Sans spoiler, les scénaristes ont réussi à justifier une sortie extra véhiculaire. Rien que ça.
Et malgré le fait que cette situation n'était pas dutout prévue, ils avaient quand même tout le matériel pour y faire face. Chapeau les Américains.
Pour ceux qui veulent savoir sans attendre de voir le film:
[SPOILER] Ils découvrent pendant leur dscente qu'il y a des grumeaux completement creux de plusieurs centaines de mètres de diamètre qui se baladent dans le manteau terrestre (la lave)... Putain respect qd même, fallait y penser. Du coup on a le droit à une scène où la foreuse rentre dans un grumeau, avec à la clé un dialogue du genre: « OH PUTAIN ON VA FAIRE UNE CHUTE DE 200 METRES DANS LE VIDE ACCROCHEZ VOUS!!!! ».
Et ils la font. Et ils meurent même pas. Non franchement, respect. [/SPOILER]
Ils font donc leur sortie extra véhiculaire, avec une scène aux airs de déjà vu:
Évidemment ça pouvait pas se finir aussi simplement. Rien ne marche comme il faudrait avec le matériel US, et va falloir se sacrifier pour réparer ça.
Après beaucoup d'autres péripéties, de morts, de trahisons, d'idées-géniales-à-la-dernière-minute, de sauvage de monde...
Nos Héros sont condamnés.
Mais...
Pour connaître la fin va falloir le regarder.
Ce que je suis fourbe.
Note: Un détail qui diffère des autres films du genre, ici les militaires sont plutôt décrédibilisés (ça change de l'idolâtrerie aveugle et du patriotisme habituel) puisque pour résumer c'est des gros conards. A noter que la France semble avoir un rôle dans le film puisque les têtes nucléaires sont estampillées de notre drapeau national, mais l'explication du comment de la chose n'est pas présente (l'explication a sûrement sauté au montage).
Au final, j'ai bien rigolé, et je ne me suis pas du tout emmerdé.
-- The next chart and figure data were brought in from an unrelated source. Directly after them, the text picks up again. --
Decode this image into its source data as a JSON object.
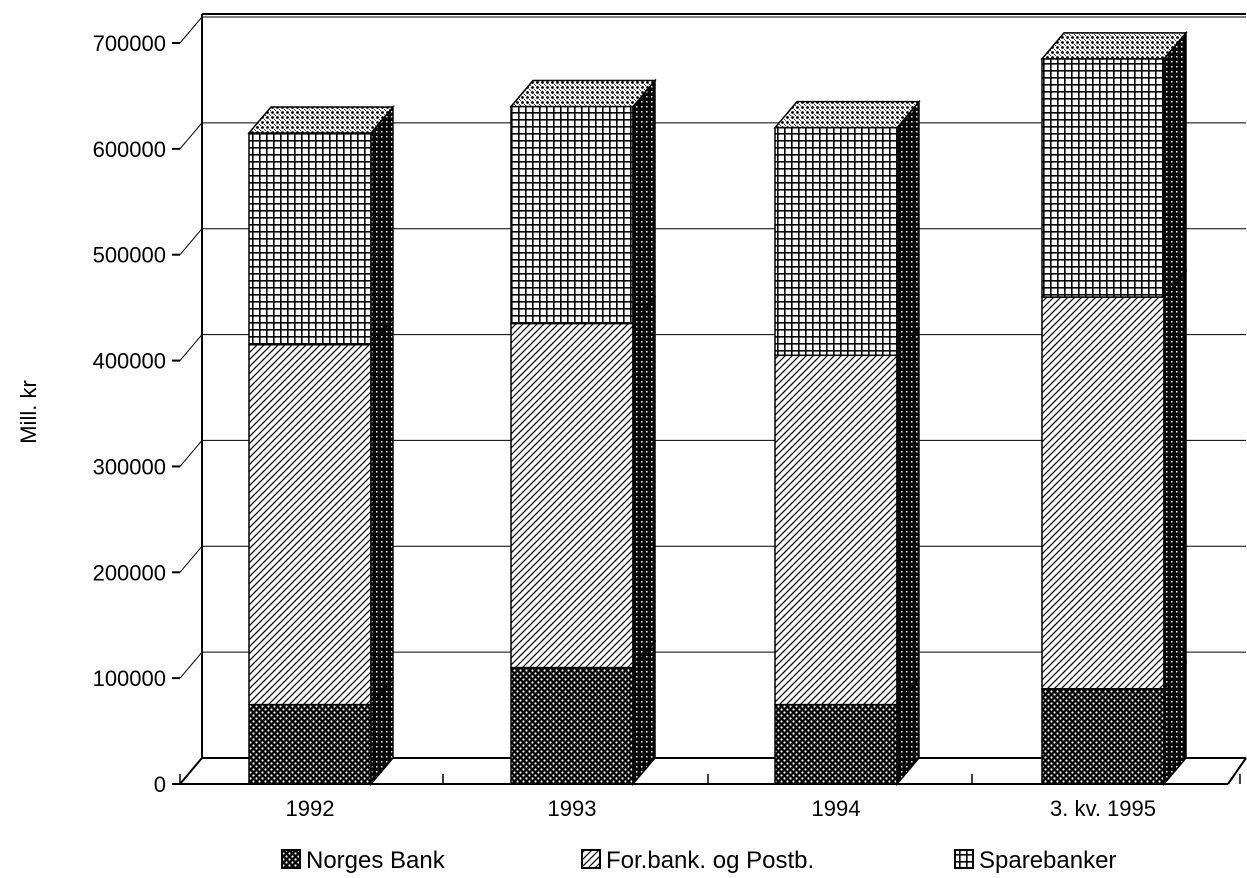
{
  "chart_data": {
    "type": "bar",
    "stacked": true,
    "three_d": true,
    "categories": [
      "1992",
      "1993",
      "1994",
      "3. kv. 1995"
    ],
    "series": [
      {
        "name": "Norges Bank",
        "pattern": "dots",
        "values": [
          75000,
          110000,
          75000,
          90000
        ]
      },
      {
        "name": "For.bank. og Postb.",
        "pattern": "diagonal",
        "values": [
          340000,
          325000,
          330000,
          370000
        ]
      },
      {
        "name": "Sparebanker",
        "pattern": "grid",
        "values": [
          200000,
          205000,
          215000,
          225000
        ]
      }
    ],
    "ylabel": "Mill. kr",
    "ylim": [
      0,
      700000
    ],
    "yticks": [
      0,
      100000,
      200000,
      300000,
      400000,
      500000,
      600000,
      700000
    ],
    "grid": true,
    "legend_position": "bottom"
  }
}
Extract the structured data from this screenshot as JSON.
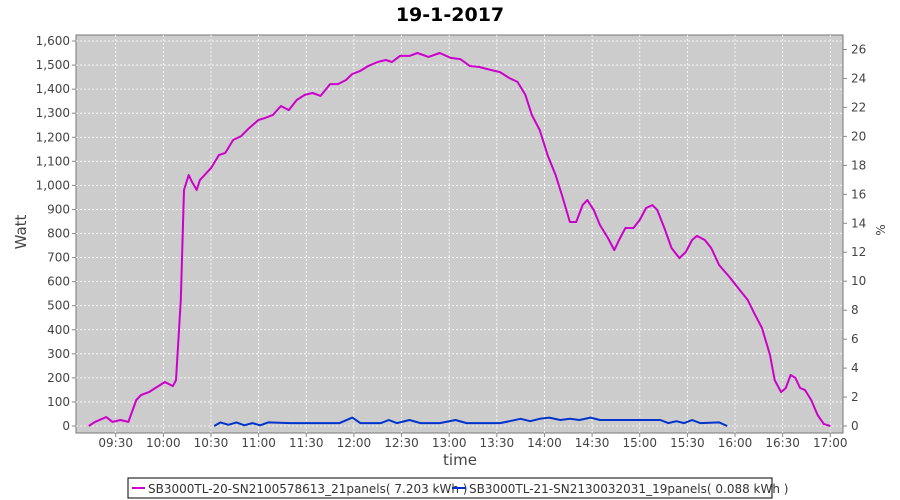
{
  "chart_data": {
    "type": "line",
    "title": "19-1-2017",
    "xlabel": "time",
    "ylabel": "Watt",
    "y2label": "%",
    "xlim": [
      "09:05",
      "17:08"
    ],
    "ylim": [
      -29,
      1625
    ],
    "y2lim": [
      -0.48,
      27.0
    ],
    "x_ticks": [
      "09:30",
      "10:00",
      "10:30",
      "11:00",
      "11:30",
      "12:00",
      "12:30",
      "13:00",
      "13:30",
      "14:00",
      "14:30",
      "15:00",
      "15:30",
      "16:00",
      "16:30",
      "17:00"
    ],
    "y_ticks": [
      "0",
      "100",
      "200",
      "300",
      "400",
      "500",
      "600",
      "700",
      "800",
      "900",
      "1,000",
      "1,100",
      "1,200",
      "1,300",
      "1,400",
      "1,500",
      "1,600"
    ],
    "y2_ticks": [
      "0",
      "2",
      "4",
      "6",
      "8",
      "10",
      "12",
      "14",
      "16",
      "18",
      "20",
      "22",
      "24",
      "26"
    ],
    "grid": true,
    "legend_position": "bottom",
    "plot_background": "#cccccc",
    "series": [
      {
        "name": "SB3000TL-20-SN2100578613_21panels( 7.203 kWh )",
        "color": "#cc00cc",
        "x": [
          "09:13",
          "09:17",
          "09:24",
          "09:28",
          "09:33",
          "09:38",
          "09:43",
          "09:46",
          "09:51",
          "09:55",
          "10:01",
          "10:06",
          "10:08",
          "10:11",
          "10:13",
          "10:16",
          "10:18",
          "10:21",
          "10:23",
          "10:30",
          "10:35",
          "10:39",
          "10:44",
          "10:49",
          "10:54",
          "11:00",
          "11:04",
          "11:09",
          "11:14",
          "11:19",
          "11:24",
          "11:29",
          "11:34",
          "11:39",
          "11:45",
          "11:50",
          "11:55",
          "11:59",
          "12:04",
          "12:09",
          "12:15",
          "12:20",
          "12:24",
          "12:29",
          "12:35",
          "12:40",
          "12:47",
          "12:54",
          "13:01",
          "13:07",
          "13:13",
          "13:19",
          "13:26",
          "13:32",
          "13:38",
          "13:43",
          "13:48",
          "13:52",
          "13:57",
          "14:02",
          "14:07",
          "14:11",
          "14:16",
          "14:20",
          "14:24",
          "14:27",
          "14:31",
          "14:35",
          "14:40",
          "14:44",
          "14:47",
          "14:51",
          "14:56",
          "15:00",
          "15:04",
          "15:08",
          "15:11",
          "15:16",
          "15:20",
          "15:25",
          "15:29",
          "15:33",
          "15:36",
          "15:41",
          "15:45",
          "15:50",
          "15:57",
          "16:03",
          "16:08",
          "16:12",
          "16:17",
          "16:22",
          "16:25",
          "16:29",
          "16:32",
          "16:35",
          "16:38",
          "16:41",
          "16:44",
          "16:48",
          "16:52",
          "16:56",
          "17:00"
        ],
        "y": [
          0,
          17,
          37,
          17,
          25,
          17,
          108,
          129,
          141,
          158,
          183,
          166,
          191,
          524,
          981,
          1043,
          1015,
          981,
          1022,
          1072,
          1126,
          1135,
          1189,
          1205,
          1238,
          1272,
          1280,
          1293,
          1330,
          1313,
          1355,
          1376,
          1384,
          1372,
          1421,
          1421,
          1438,
          1463,
          1476,
          1496,
          1513,
          1521,
          1513,
          1538,
          1538,
          1550,
          1534,
          1550,
          1530,
          1525,
          1496,
          1492,
          1480,
          1471,
          1446,
          1430,
          1376,
          1293,
          1230,
          1126,
          1043,
          960,
          848,
          848,
          918,
          939,
          898,
          835,
          781,
          731,
          773,
          823,
          823,
          856,
          906,
          918,
          898,
          815,
          740,
          698,
          723,
          773,
          790,
          773,
          740,
          669,
          615,
          565,
          524,
          470,
          407,
          295,
          191,
          141,
          158,
          212,
          200,
          158,
          150,
          108,
          46,
          8,
          0
        ]
      },
      {
        "name": "SB3000TL-21-SN2130032031_19panels( 0.088 kWh )",
        "color": "#0033cc",
        "x": [
          "10:32",
          "10:36",
          "10:41",
          "10:46",
          "10:51",
          "10:56",
          "11:01",
          "11:06",
          "11:20",
          "11:51",
          "11:59",
          "12:04",
          "12:17",
          "12:22",
          "12:27",
          "12:35",
          "12:42",
          "12:54",
          "13:04",
          "13:11",
          "13:32",
          "13:38",
          "13:45",
          "13:51",
          "13:57",
          "14:03",
          "14:10",
          "14:16",
          "14:22",
          "14:29",
          "14:35",
          "15:13",
          "15:18",
          "15:23",
          "15:28",
          "15:33",
          "15:38",
          "15:50",
          "15:55"
        ],
        "y": [
          0,
          15,
          5,
          15,
          3,
          12,
          3,
          15,
          12,
          12,
          35,
          12,
          12,
          25,
          12,
          25,
          12,
          12,
          25,
          12,
          12,
          20,
          30,
          20,
          30,
          35,
          25,
          30,
          25,
          35,
          25,
          25,
          12,
          20,
          12,
          25,
          12,
          15,
          0
        ]
      }
    ]
  }
}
Je ne m'avancerai pas trop en disant que
«FUSION: The Core» (j'adore ce titre) est nettement au dessus des productions habituelles de type Armageddon.
Et si vous pensez que ce film est complètement capilotracté voilà une note copié-collée du site allociné:
« De nombreux conseillers techniques étaient sur les plateaux de Fusion pour s'assurer de la véracité des scènes : militaires, savants, astronautes de la NASA. Pour préparer leur rôle, les comédiens ont par ailleurs rencontré de nombreux professionnels. Ainsi DJ Qualls, qui incarne un génie de l'informatique, a-t-il croisé des pirates informatiques réhabilités alors que Hilary Swank et Bruce Greenwood, envoyés au centre de la Terre dans le film, ont discuté avec deux astronautes : Tom D. Jones et le Colonel Susan Helms. »
Qu'on se le dise,
«FUSION: The Core» est un documentaire sur la géologie. Demandez à le regarder en classe de SVT.